In the heart of Assam on the south bank of the Brahmaputra River and covering an area of 430 sq kms, lies Kaziranga National Park, a UNESCO World Heritage Site. It’s a dazzling mosaic of dense rainforest, tall elephant grass and swathes of reeds interspersed with vast tracts of marshes and shallow pools. A number of impressive wildlife species inhabit the area, including the world’s largest population of one-horned rhinoceroses. It’s also home to tigers, elephants, deer and one of the last populations of wild Asian water buffaloes. The park is also a haven for the greater adjutant stork, and many, many different bird species.

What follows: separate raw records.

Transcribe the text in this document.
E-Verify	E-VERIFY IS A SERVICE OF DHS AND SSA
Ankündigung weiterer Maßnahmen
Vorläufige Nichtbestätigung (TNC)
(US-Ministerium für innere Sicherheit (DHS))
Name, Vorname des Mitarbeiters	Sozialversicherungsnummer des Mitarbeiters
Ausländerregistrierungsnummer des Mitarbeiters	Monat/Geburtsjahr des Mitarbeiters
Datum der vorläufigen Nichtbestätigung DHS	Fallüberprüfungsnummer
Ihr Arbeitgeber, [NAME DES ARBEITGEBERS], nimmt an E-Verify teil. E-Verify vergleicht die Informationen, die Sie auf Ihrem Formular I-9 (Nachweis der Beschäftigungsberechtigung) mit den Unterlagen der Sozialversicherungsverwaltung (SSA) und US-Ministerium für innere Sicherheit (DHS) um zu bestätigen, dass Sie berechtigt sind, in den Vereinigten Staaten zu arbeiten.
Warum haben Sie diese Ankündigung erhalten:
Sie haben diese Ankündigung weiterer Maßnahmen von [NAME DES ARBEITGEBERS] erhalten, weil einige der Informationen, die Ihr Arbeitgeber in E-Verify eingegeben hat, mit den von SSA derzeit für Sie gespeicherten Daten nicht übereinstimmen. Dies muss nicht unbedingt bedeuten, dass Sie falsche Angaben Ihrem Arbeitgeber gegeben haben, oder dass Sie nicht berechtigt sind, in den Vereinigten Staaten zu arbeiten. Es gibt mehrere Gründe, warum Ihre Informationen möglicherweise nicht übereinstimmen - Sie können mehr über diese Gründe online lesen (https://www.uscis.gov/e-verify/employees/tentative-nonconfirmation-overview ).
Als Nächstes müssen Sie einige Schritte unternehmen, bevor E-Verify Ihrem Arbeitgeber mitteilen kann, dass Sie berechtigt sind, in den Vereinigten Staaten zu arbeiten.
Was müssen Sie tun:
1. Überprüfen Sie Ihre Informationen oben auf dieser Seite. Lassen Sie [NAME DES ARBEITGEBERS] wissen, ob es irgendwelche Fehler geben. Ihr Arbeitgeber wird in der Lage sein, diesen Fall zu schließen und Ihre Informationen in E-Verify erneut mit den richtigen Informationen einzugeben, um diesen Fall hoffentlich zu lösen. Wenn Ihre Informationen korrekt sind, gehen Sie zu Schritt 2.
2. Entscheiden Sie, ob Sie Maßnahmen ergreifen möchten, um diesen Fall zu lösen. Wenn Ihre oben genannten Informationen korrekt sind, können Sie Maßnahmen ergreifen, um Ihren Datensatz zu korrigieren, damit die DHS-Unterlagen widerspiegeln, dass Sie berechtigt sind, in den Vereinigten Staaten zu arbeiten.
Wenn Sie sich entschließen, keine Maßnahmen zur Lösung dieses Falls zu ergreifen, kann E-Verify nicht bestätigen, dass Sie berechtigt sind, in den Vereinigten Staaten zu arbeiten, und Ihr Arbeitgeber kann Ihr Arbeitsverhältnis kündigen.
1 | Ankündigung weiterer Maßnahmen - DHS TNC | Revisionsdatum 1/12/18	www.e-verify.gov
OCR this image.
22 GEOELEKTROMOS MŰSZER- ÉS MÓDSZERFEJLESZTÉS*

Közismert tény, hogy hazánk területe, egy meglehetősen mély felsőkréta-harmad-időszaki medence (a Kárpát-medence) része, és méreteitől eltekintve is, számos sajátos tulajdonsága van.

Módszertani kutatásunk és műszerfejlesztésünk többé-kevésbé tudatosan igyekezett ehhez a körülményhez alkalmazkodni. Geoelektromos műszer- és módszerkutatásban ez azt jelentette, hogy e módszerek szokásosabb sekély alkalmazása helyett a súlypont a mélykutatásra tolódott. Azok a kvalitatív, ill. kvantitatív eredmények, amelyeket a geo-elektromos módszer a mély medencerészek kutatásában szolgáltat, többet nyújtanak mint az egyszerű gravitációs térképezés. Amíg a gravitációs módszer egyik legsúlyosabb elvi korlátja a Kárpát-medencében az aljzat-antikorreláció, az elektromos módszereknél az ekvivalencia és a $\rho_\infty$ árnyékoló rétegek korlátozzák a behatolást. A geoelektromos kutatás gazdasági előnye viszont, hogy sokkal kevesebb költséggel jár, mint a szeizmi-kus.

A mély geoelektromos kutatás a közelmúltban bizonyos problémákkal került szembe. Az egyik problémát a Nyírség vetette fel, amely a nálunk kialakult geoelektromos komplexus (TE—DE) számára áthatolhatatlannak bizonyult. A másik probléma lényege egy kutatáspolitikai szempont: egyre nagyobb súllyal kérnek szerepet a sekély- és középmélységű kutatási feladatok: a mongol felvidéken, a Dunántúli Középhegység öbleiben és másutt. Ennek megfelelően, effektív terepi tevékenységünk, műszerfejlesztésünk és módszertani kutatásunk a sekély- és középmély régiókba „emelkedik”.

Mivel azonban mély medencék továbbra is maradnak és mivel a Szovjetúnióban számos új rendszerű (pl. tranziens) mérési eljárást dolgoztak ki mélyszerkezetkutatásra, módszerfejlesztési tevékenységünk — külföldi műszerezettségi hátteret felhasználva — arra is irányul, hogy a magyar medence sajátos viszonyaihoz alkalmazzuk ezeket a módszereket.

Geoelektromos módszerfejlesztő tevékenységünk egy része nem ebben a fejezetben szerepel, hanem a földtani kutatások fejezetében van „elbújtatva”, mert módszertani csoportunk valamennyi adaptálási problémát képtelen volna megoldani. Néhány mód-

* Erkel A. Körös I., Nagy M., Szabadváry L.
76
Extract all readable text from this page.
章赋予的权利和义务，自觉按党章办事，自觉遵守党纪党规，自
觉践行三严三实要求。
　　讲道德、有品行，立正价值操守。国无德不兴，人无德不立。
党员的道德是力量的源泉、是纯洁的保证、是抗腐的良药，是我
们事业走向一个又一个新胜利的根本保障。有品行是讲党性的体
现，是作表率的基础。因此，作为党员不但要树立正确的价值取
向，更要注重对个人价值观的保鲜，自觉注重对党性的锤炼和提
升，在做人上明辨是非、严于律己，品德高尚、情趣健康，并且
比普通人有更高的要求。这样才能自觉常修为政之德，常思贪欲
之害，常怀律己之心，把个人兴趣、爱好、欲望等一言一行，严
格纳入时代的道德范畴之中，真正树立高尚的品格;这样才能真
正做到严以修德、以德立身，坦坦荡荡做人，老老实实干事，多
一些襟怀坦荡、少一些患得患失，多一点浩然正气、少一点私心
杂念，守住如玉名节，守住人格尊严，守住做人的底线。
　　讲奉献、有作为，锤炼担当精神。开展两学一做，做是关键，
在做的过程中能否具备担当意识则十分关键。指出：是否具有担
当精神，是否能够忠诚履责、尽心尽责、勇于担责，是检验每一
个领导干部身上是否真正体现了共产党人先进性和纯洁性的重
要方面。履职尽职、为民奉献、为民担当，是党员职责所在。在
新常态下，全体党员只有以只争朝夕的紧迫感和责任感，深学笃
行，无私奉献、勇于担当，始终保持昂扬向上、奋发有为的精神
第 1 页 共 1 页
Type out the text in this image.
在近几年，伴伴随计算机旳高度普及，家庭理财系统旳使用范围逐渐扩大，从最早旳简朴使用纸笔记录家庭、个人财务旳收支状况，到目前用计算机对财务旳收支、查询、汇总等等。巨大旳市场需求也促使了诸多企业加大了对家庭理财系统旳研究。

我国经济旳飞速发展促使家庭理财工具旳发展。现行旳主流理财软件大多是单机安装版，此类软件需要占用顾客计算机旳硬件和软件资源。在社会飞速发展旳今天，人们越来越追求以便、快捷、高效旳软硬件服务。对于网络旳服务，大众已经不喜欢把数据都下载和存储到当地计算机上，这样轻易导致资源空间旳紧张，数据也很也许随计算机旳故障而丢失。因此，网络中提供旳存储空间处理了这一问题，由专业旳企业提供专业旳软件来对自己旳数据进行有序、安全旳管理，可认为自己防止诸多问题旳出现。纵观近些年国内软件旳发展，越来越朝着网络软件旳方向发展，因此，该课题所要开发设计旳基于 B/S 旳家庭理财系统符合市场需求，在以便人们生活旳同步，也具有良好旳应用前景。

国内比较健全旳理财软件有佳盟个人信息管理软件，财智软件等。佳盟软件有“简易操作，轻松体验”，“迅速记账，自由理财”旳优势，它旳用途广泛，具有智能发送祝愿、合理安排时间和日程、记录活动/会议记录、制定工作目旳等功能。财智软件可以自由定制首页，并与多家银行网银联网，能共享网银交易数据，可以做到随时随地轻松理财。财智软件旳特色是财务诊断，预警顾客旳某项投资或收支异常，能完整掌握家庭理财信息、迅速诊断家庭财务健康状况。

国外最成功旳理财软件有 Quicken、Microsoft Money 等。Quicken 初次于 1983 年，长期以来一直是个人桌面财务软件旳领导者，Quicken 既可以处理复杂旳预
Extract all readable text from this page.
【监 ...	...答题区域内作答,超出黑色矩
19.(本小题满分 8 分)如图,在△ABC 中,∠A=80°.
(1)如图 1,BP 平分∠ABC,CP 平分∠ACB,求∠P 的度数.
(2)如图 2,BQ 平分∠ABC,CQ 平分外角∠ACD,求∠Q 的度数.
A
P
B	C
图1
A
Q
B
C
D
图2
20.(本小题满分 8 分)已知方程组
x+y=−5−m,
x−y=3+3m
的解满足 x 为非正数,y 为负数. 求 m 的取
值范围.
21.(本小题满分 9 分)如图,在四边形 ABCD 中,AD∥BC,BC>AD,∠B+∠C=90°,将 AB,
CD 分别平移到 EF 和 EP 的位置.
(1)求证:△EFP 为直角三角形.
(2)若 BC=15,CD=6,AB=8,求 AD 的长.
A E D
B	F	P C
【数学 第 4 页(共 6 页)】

To gain the best opportunity for wildlife photography, we’ve included jeep safaris in different areas of the park accompanied so you can make the most of your time here. The pace of the safaris will be in tune with the group’s needs to take good wildlife images. There’ll also be the chance to learn about capturing different perspectives of your natural surroundings on camera.
- Jeep safaris x 2
Day 10 Nameri National Park (21st April)
After breakfast, drive to Nameri (140kms/three hours). Cross the mighty Brahmaputra River, stopping to look for the Ganges River Dolphin, ‘Susu’. It’s a scenic drive to Nameri, and you’ll be treated to distant views of the mountains of Arunachal Pradesh as you approach the park.
Nameri is a picturesque park, crossed by the Jia-Bhoroli River, and home to many different wildlife species, including tigers, leopards, Himalayan black bear, elephants, dhole (Asiatic wild dog), sambar, barking and hog deer, slow loris and sloth. It’s also a bird-watchers’ paradise.
After lunch, we’ll take a guided walk of the park, with an armed guard, to gain a different view of photographing a wild landscape.
- Walking safari
Day 11 Guwahati (22nd April)
After an early morning cup of tea, travel to the boat embankment point for your gentle river journey. We’ll be travelling in rubber dinghies, oared by expert tribal boatmen, at a leisurely pace. The idea is to give ample opportunity to get fantastic shots of a scenic sunrise, as you bump gently down the crystal-clear waters of the river with the snow-clad peaks of the mountains looming over the Nameri jungle. After your river journey, travel to Guwahati (240kms/five hours).
- River trip
Day 12 Delhi (23rd April)
Visit the Kamakhya Temple, a Hindu temple with a unique shape; a hemispherical dome on a cruciform base, before transferring to the airport for your flight to Delhi. Today also presents the opportunity to photograph colourful Sadhus (Indian saints) dressed in orange robes, and with long, grey beards.